Em dezembro, a fila de espera por córneas tinha 624 pessoas. O estado ainda registrava 326 pessoas à espera de doação de rins, um paciente precisando de transplante de coração e 14 de medula óssea.
“Embora o número de transplantes venha crescendo, precisamos aumentar o número de doações. Para isso, é muito importante o apoio da população para que o assunto da doação de órgãos seja abordado dentro das famílias.
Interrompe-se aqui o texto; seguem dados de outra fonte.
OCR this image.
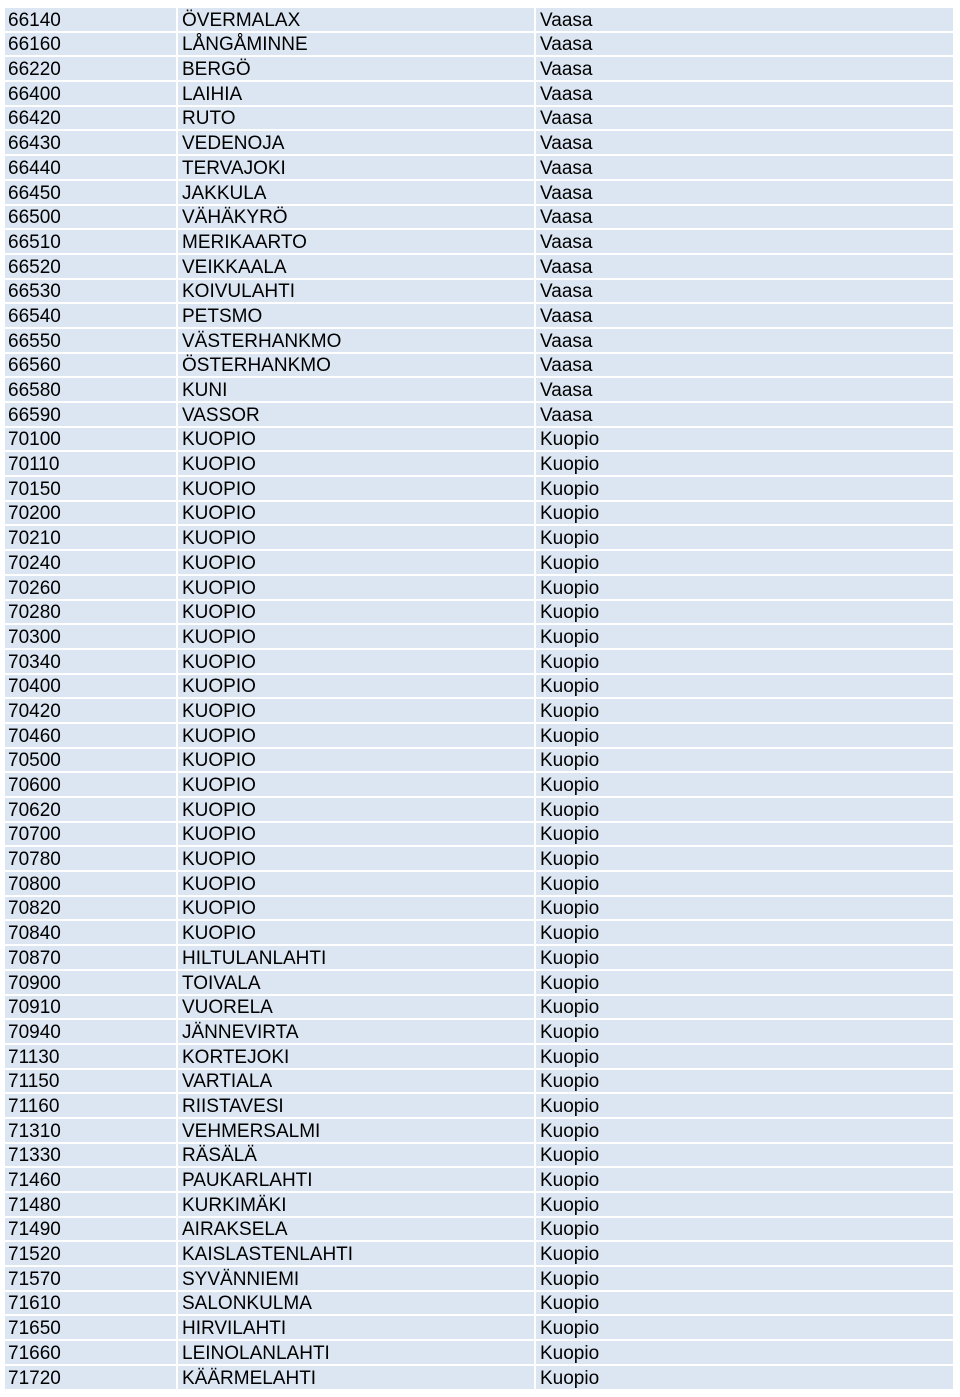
66140	ÖVERMALAX	Vaasa
66160	LÅNGÅMINNE	Vaasa
66220	BERGÖ	Vaasa
66400	LAIHIA	Vaasa
66420	RUTO	Vaasa
66430	VEDENOJA	Vaasa
66440	TERVAJOKI	Vaasa
66450	JAKKULA	Vaasa
66500	VÄHÄKYRÖ	Vaasa
66510	MERIKAARTO	Vaasa
66520	VEIKKAALA	Vaasa
66530	KOIVULAHTI	Vaasa
66540	PETSMO	Vaasa
66550	VÄSTERHANKMO	Vaasa
66560	ÖSTERHANKMO	Vaasa
66580	KUNI	Vaasa
66590	VASSOR	Vaasa
70100	KUOPIO	Kuopio
70110	KUOPIO	Kuopio
70150	KUOPIO	Kuopio
70200	KUOPIO	Kuopio
70210	KUOPIO	Kuopio
70240	KUOPIO	Kuopio
70260	KUOPIO	Kuopio
70280	KUOPIO	Kuopio
70300	KUOPIO	Kuopio
70340	KUOPIO	Kuopio
70400	KUOPIO	Kuopio
70420	KUOPIO	Kuopio
70460	KUOPIO	Kuopio
70500	KUOPIO	Kuopio
70600	KUOPIO	Kuopio
70620	KUOPIO	Kuopio
70700	KUOPIO	Kuopio
70780	KUOPIO	Kuopio
70800	KUOPIO	Kuopio
70820	KUOPIO	Kuopio
70840	KUOPIO	Kuopio
70870	HILTULANLAHTI	Kuopio
70900	TOIVALA	Kuopio
70910	VUORELA	Kuopio
70940	JÄNNEVIRTA	Kuopio
71130	KORTEJOKI	Kuopio
71150	VARTIALA	Kuopio
71160	RIISTAVESI	Kuopio
71310	VEHMERSALMI	Kuopio
71330	RÄSÄLÄ	Kuopio
71460	PAUKARLAHTI	Kuopio
71480	KURKIMÄKI	Kuopio
71490	AIRAKSELA	Kuopio
71520	KAISLASTENLAHTI	Kuopio
71570	SYVÄNNIEMI	Kuopio
71610	SALONKULMA	Kuopio
71650	HIRVILAHTI	Kuopio
71660	LEINOLANLAHTI	Kuopio
71720	KÄÄRMELAHTI	Kuopio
No momento de luto e de dor, quando você recebe a notícia de que um familiar faleceu e já sabe que é da vontade dele ser um doador, isso torna o processo mais rápido e fácil”, afirmou a coordenadora da Central Estadual de Transplantes do RN, Rogéria Medeiros.
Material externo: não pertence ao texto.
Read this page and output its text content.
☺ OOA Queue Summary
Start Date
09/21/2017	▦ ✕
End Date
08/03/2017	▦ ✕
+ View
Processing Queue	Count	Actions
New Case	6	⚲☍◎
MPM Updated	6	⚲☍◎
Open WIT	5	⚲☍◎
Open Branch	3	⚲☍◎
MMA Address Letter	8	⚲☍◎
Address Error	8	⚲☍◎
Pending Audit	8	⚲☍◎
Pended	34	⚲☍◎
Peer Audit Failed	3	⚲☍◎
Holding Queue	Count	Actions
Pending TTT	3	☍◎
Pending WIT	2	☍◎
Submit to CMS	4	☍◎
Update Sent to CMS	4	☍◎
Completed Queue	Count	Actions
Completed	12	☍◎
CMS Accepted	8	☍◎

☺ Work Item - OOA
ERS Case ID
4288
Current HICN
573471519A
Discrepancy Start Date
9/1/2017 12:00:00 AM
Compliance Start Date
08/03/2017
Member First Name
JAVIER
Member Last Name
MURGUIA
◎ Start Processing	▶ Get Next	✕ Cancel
“Ser um doador é transformar a dor em vida. O seu familiar vai estar vivo em outras pessoas”, completou.
Além de organizar os transplantes realizados no estado, a Central Estadual de Transplantes também é responsável por coordenar a captação de órgãos junto aos hospitais.
Em alguns casos, os órgãos são enviados para outros estados do país, em operações que contam com o apoio da Secretaria de Estado da Segurança Pública e da Defesa Civil (Sesed) e da Força Aérea Brasileira (FAB).